Endothelial and epithelial cells form barriers throughout the body that serve to protect and compartmentalize. Endothelial cells line the “inside” surfaces of the body, such as the inside of the blood vessels, while epithelial cells line the “outside” surfaces, such as the skin epidermis and airways. Both cells types express tight junctions, allowing them to link tightly with neighboring cells to form a selectively permeable barrier.
These important barriers can be disrupted by disease, injury, infection, or drugs. Thus, measuring barrier integrity and permeability is vital for understanding disease and predicting drug behavior.
The Maestro Z can continuously monitor barrier integrity via measurements of electrical resistance across the cell layer, a technique known as transepithelial or transendothelial resistance (TEER).
How does TEER work on the Maestro Z?
The Maestro Z uses impedance technology to measure TEER. A small AC current is passed from one electrode to another. TEER measures how much of this electrical signal is blocked by the cellular layer, thereby quantifying barrier integrity. Because impedance is non-invasive and label-free, the barrier can be continuously monitored for minutes, hours, or even days without disturbing the cellular biology.
Traditionally, TEER is measured by placing two “chopstick” style electrodes on either side of a transwell insert with a confluent cell layer. Manual methods, where the electrodes are placed well-by-well, are highly labor intensive. Even automated TEER methods are typically constrained to lower throughputs, like 24 well plates. In contrast, TEER on the Maestro Z is high-throughput and hands-free, allowing measurements across 96 wells simultaneously.
Measure coverage and TEER in the same assay
Traditional TEER measurements require a fully confluent cell layer to accurately measure barrier function. In contrast, the Maestro Z tracks coverage and TEER simultaneously and continuously by measuring impedance at multiple frequencies.
Measuring impedance at low frequency is highly sensitive to the intercellular barrier formed by tight junctions and the paracellular barrier formed by cell membranes. On the other hand, measurements at higher frequency can be used to quantify coverage of the well bottom. In other words, low frequencies are sensitive to “what” cells are there, whereas high frequencies are sensitive to “how many” cells are there.

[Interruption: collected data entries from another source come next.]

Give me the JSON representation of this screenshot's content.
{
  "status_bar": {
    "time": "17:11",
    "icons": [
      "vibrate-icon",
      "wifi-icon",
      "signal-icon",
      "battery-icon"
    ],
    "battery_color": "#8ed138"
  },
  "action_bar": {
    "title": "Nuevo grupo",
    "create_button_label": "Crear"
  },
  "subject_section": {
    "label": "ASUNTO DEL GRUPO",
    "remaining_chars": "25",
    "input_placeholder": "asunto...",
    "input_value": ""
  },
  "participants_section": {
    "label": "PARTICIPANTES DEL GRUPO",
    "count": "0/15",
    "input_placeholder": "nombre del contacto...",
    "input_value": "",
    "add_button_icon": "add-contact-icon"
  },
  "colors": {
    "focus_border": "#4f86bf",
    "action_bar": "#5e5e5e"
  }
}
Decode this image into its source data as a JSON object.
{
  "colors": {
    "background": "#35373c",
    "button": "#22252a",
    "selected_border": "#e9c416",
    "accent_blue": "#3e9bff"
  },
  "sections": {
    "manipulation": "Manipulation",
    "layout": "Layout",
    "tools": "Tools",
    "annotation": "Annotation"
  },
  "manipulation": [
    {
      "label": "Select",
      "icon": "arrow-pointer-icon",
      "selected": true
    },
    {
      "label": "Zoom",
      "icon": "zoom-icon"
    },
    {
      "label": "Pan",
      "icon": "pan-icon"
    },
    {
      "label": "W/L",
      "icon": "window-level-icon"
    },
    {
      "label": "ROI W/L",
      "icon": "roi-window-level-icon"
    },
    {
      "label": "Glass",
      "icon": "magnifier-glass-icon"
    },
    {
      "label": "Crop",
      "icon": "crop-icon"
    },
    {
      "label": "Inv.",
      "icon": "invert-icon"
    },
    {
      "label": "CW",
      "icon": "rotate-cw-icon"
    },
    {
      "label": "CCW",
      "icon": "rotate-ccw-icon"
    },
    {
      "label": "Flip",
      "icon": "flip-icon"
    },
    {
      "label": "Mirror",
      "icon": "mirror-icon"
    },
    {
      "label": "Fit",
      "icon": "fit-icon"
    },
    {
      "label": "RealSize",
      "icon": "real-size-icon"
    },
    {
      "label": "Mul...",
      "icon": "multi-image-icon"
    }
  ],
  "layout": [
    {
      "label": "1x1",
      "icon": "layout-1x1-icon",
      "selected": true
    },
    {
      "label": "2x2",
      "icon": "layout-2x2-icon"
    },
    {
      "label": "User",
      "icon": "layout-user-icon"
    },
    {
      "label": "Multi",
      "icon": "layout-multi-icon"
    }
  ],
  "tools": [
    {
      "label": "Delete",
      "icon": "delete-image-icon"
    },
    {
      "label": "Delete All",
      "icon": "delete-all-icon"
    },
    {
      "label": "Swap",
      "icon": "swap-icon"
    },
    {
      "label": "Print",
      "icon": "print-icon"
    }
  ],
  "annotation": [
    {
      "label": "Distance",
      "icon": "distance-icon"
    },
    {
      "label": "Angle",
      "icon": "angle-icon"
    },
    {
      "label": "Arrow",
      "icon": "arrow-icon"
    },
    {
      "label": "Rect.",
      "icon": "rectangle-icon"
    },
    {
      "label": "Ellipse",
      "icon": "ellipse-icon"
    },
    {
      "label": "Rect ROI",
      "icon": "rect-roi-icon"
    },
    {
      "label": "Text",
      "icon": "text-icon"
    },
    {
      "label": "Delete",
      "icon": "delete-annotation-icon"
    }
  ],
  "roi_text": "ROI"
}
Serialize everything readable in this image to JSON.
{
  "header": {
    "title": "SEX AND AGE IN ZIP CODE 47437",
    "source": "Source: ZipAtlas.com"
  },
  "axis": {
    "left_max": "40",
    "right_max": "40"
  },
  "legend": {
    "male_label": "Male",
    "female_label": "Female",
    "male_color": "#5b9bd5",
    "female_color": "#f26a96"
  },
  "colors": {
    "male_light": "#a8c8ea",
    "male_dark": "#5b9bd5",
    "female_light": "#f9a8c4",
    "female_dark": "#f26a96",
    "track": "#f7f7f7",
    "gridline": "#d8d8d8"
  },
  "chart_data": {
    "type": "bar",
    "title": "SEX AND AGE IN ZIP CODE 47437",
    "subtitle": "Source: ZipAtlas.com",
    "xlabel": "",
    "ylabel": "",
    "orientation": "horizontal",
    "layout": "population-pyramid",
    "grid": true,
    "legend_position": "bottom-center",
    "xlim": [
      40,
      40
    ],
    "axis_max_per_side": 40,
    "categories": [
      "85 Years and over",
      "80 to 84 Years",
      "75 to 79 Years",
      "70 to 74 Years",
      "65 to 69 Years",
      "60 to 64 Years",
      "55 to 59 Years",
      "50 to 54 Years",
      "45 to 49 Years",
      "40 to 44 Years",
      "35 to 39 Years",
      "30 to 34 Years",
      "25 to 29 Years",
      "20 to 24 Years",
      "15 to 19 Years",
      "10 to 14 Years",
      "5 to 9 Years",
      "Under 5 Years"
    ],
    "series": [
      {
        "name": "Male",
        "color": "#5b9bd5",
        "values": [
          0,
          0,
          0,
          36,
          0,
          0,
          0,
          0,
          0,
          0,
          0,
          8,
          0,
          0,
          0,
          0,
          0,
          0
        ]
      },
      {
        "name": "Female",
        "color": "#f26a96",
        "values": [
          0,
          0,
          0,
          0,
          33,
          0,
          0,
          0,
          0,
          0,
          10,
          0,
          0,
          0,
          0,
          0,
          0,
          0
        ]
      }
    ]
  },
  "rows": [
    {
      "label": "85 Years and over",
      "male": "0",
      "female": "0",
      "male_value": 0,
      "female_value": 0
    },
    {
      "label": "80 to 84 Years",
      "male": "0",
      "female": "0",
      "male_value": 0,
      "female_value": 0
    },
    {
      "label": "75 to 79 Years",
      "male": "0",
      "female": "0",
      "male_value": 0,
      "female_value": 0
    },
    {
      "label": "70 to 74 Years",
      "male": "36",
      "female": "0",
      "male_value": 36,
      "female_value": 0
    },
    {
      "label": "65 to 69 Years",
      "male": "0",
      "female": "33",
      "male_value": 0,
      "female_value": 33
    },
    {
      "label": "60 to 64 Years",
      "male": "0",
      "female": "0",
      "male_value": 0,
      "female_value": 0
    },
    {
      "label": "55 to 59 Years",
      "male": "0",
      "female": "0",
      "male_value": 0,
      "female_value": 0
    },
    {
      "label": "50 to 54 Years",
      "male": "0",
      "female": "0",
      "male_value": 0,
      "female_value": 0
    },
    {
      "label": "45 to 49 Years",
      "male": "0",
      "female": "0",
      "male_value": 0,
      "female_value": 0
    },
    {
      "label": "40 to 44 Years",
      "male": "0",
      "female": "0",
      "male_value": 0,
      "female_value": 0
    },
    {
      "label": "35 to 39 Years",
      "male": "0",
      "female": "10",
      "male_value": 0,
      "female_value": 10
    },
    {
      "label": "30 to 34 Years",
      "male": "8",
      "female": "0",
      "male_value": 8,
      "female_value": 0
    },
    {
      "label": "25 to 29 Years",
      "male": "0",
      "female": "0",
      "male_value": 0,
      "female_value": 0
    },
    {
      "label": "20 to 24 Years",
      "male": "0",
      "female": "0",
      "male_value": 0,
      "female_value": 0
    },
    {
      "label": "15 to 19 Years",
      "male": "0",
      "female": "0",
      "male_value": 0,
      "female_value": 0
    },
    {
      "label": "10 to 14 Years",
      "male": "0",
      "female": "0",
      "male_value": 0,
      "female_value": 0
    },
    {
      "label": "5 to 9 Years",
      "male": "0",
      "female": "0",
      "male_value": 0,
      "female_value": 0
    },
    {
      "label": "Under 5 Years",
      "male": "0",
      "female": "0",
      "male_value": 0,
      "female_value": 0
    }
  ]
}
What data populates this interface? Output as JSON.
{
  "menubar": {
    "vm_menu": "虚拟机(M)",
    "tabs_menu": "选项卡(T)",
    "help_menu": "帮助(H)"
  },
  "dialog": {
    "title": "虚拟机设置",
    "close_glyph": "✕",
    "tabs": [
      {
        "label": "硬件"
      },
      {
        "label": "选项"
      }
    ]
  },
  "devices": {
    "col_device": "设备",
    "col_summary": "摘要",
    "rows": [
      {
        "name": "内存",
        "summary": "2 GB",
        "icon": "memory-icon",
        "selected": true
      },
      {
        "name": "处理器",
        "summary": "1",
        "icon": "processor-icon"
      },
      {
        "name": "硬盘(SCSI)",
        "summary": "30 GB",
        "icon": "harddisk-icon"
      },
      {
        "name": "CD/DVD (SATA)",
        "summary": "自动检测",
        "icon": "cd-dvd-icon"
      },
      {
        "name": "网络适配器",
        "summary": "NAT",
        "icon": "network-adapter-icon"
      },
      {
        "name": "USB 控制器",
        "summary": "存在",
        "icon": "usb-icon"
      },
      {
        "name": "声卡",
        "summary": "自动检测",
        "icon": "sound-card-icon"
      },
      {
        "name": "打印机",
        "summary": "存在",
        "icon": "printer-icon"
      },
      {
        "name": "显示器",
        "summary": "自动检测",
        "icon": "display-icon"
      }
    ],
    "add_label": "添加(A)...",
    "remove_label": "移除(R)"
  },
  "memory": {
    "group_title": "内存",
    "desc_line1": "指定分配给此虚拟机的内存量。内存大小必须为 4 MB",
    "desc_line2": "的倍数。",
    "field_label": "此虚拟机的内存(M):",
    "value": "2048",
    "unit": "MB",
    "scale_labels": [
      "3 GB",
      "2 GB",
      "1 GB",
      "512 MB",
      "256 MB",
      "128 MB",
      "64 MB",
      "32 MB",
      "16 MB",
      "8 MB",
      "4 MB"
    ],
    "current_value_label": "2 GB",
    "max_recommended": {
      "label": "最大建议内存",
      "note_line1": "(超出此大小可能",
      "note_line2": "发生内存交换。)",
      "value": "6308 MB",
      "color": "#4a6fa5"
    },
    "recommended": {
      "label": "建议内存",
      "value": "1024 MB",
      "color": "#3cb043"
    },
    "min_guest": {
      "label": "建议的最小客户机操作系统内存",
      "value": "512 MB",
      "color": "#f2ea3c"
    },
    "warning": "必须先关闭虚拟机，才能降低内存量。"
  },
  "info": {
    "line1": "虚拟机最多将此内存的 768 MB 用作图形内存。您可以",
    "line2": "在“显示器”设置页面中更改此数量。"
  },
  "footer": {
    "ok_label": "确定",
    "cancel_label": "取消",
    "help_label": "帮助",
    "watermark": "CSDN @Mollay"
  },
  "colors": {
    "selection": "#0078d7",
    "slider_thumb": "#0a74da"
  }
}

In this example, Maestro Z resistance measurements were used to continuously and simultaneously monitor cell coverage and barrier function of two human lung epithelial cell lines. Both cell lines reach full coverage within 24 hours. However, only the Calu-3 cells, which express tight junctions, produce a significant low-frequency TEER signal, indicating a strong cellular barrier.
Fig 3. Coverage, measured as resistance at 41.5 kHz, increases over time for both Calu-3 and A549 cells (top). TEER, measured at 1 kHz, reveals that only Calu-3 cells form a strong barrier though, as they express tight junctions to block flow between neighboring cells (bottom).
Real-time detection of rapid barrier disruption
In addition to long-term monitoring, TEER on the Maestro Z is sensitive to small, transient disruptions to barrier function. Many signaling molecules in the body, such as inflammatory agents like histamine, and common drugs, like ethanol, can alter barrier permeability. TEER on the Maestro Z can capture these disruptions in real-time without being limited to a single endpoint measurement.
Here, TEER was monitored continuously for Calu-3 cells in a 96-well CytoView-Z plate on the Maestro Z. After reaching confluence, cells were dosed with Cytochalasin D and Ethanol. Cytochalasin D inhibits actin polymerization to increase tight junction permeability, as reflected by the rapid decrease in TEER. Ethanol acts more slowly on ZO-1 and Claudin-1, two key tight junction proteins. The rapid disruption, as well as the mechanistically distinct dynamics, are captured by TEER measurements on the Maestro Z.
Fig 4.A. TEER can be measured over the course of proliferation and barrier formation. (B) TEER is highly sensitive to transient drug-induced changes in barrier permeability, such as those induced by Cytochalasin D and Ethanol.